Doctor of Philosophy

Program

Theory and Criticism

Supervisor

Mark F. N. Franke

Abstract

This study presents a critique of post-foundational political thought, suggesting that it lacks a positive account of the unpolitical, of a radical outside of politics. I argue that political thought that oscillates around the distinction between “politics” and “the political” is correlationist and totalizing, resulting in the forgetting of its “Great Outdoors.” This critique is advanced through a close analysis of texts by Carl Schmitt, Michel Foucault, Jacques Rancière, and Philippe Lacoue-Labarthe and Jean-Luc Nancy. Against this background stand out Massimo Cacciari's and Roberto Esposito's categories of “the impolitical,” and Giorgio Agamben's notion of “bare life.” “The impolitical” is positively defined as a critique of the modern political and of its valorization. However, I suggest that Cacciari and Esposito do not succeed in taking the impolitical to its limit: it remains attached to the political as its shadow and its internal critique. Agamben's account of the impolitical in terms of “bare life” introduces into our discussion the real experience of living outside of politics. Even though Agamben views the impolitical only negatively, he suggests an avenue for further research in his notion of “form-of-life.” The latter, nevertheless, addresses the problem of “bare life” only by redeeming its politicalness and thus, ultimately, fails to engage the unpolitical.
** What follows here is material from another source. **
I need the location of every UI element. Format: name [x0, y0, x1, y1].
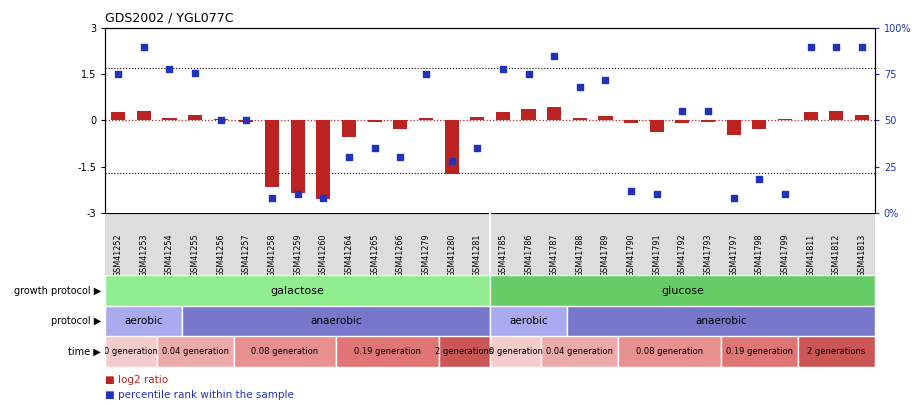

I turn to the radical phenomenology of life of Michel Henry in order to address the problems of correlation and the totalizing ambition of politics. From this perspective, the unpolitical is conceived as life: an a priori positive and real experience of self-affection that manifests itself in the radical reduction of the world. This conception reverses the way in which living beyond politics is addressed in contemporary scholarship. In particular, it recasts the modern figure of the refugee in terms of a historically situated epitome of life's becoming-unpolitical. The unpolitical allows for an affirmation of life as an immediate experience available to the living regardless of their relation to the world, and of pure movement as a projection of life's movement of self-revelation and transformation.